The exteriors of nearby storefronts have been upgraded with matching gray metal facades, some of which were still being put in place on a recent Tuesday afternoon. The renovated location seems to cater more to cafes serving cake and coffee, rather than pitas and hummus or semolina cakes.
Jerusalem Mayor Moshe Lion (third from right), cut the ribbon on the newly renovated New Gate, along with Jerusalem Minister Ze’ev Elkin (fourth from left) (Courtesy Jerusalem Municipality)
The two years of renovations took their toll on local merchants.
“We really suffered from it, we didn’t make any money in those two years,” said Sandroni, one of three brothers with a portion of the family’s Armenian ceramics business, who relocated to the corner store near the New Gate in 2010, after the brothers divided the business.
According to Sandroni during the renovation there was only a meter-wide portion of the sidewalk available for walking, and the rest “was a dig,” with cockroaches, mice and rats emerging from the exposed underground.
“It was a pile of garbage,” he said.
George Sandroni, of the Sandroni family of Armenian ceramics, said the newly renovated entrance looks like a European street, but the municipality must add other elements to drive pedestrian traffic to the area (Jessica Steinberg/Times of Israel)
The work included replacing underground piping, a process that included a lengthy work stoppage due to antiquities found underground.
“It was a nightmare, those two years for us,” said Sandroni. “Of course, it’s very beautiful now. At Christmas, with all the lights up, it looked like Europe.”
Ramy Ganin, who owns a hair salon right near the gate, said he hasn’t had customers for years.
Ramy Ganin, whose hair salon suffered from a lack of
customers during two years of renovations at the New Gate
in Jerusalem’s Old City (Jessica Steinberg/Times of Israel)
“I haven’t had any work at all, it’s been very difficult,” said Ganin, who pays $2,000 a month in rent. “We’re waiting for people to come.
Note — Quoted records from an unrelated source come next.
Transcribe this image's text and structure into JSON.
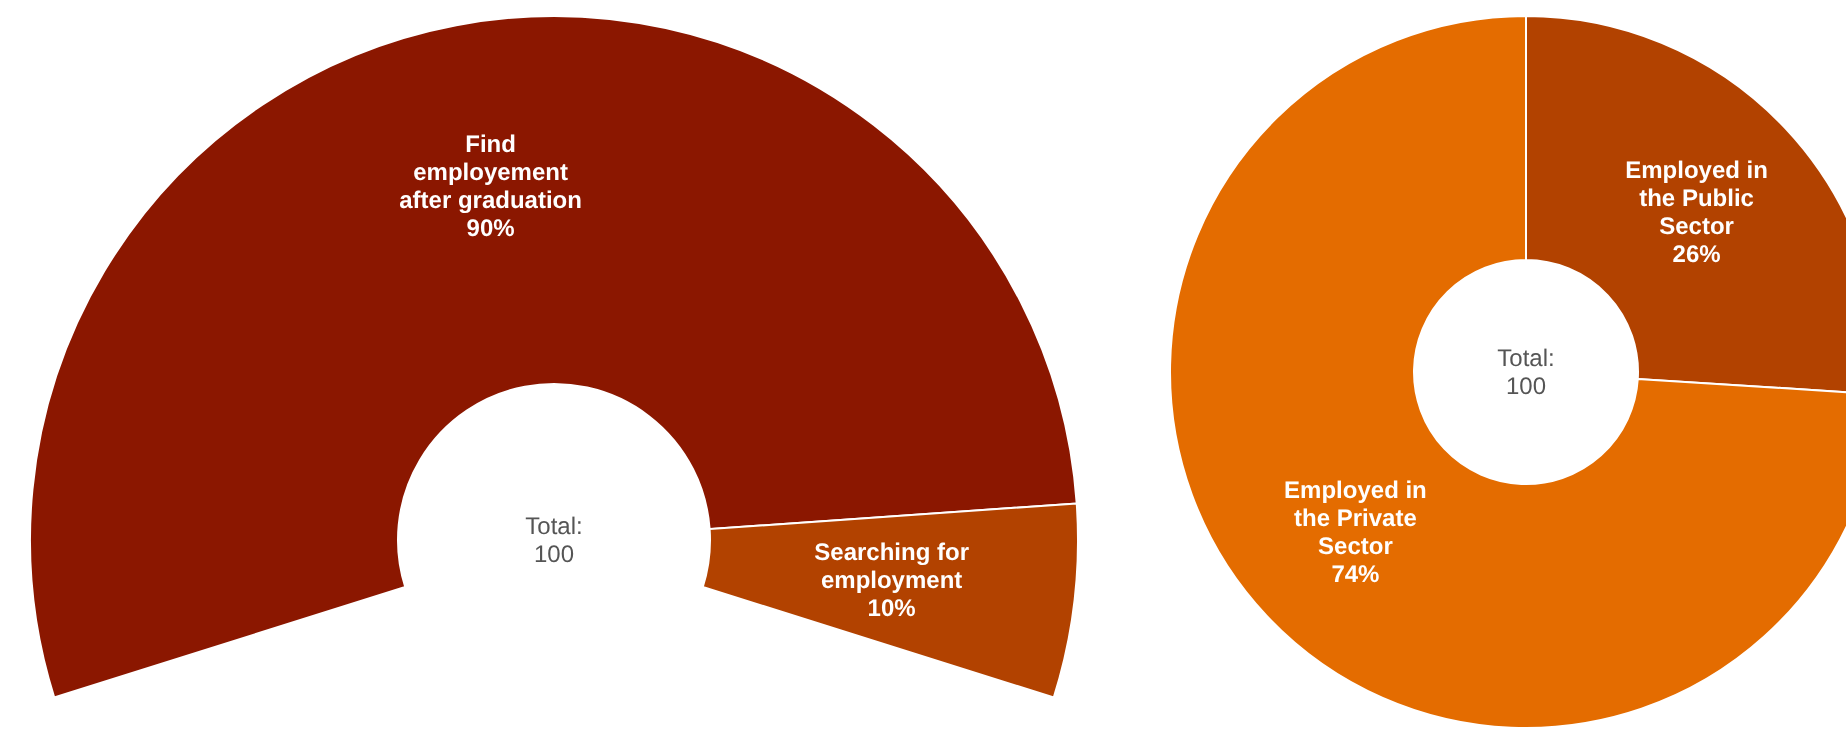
{
  "chart_data": [
    {
      "type": "donut",
      "categories": [
        "Find employement after graduation",
        "Searching for employment"
      ],
      "values": [
        90,
        10
      ],
      "colors": [
        "#8b1700",
        "#b24200"
      ],
      "value_labels": [
        "90%",
        "10%"
      ],
      "annotations": [
        "Total:",
        "100"
      ]
    },
    {
      "type": "donut",
      "categories": [
        "Employed in the Public Sector",
        "Employed in the Private Sector"
      ],
      "values": [
        26,
        74
      ],
      "colors": [
        "#b24200",
        "#e46c00"
      ],
      "value_labels": [
        "26%",
        "74%"
      ],
      "annotations": [
        "Total:",
        "100"
      ]
    }
  ]
}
This place isn’t like Ben Yehuda or Mamilla. People just don’t come here, Israelis are scared to come here.”
There have been a number of deadly terrorist attacks at Damascus Gate, the nearby Old City entrance that leads into the market and Muslim Quarter, but none at New Gate.
Ganin said most of his customers are locals from the Christian Quarter, although he’d like to have more Israeli Jewish customers (tourists, he noted, don’t usually get haircuts while on vacation).
It’s not just the renovation that’s to blame for the limited patronage, said Sandroni, but the near invisibility of the gate, which is a smaller, less obvious entrance into the Old City.
Sandroni pointed to a lack of clear signage outside the gate that signals to visitors what is available inside the New Gate.
“There has to be clear signage that you can get anywhere from here in the Old City, that it’s accessible for people with special needs,” he said. “They need to know that you can get to places in the Old City from here, not just Jaffa or Zion Gates.”
After spending so much money on the renovation, it would make sense for the municipality to add other elements that drive pedestrian traffic to the gate, continued Sandroni.
The New Gate opens into the Christian Quarter, a quieter area of Jerusalem’s Old City (Jessica Steinberg/Times of Israel)
“It will lower pressure in the other gates, the other gates are sometimes like a zoo,” he said. “Let people know there is a beautiful gate, it looks like a street in Europe.”
Sandroni would also like a parking lot for tourist buses that would allow buses to stop and unload people, like those that are available for the other gates.
“What happens is, they either go right or left, to Jaffa or Damascus Gate,” said Sandroni. “Not here.”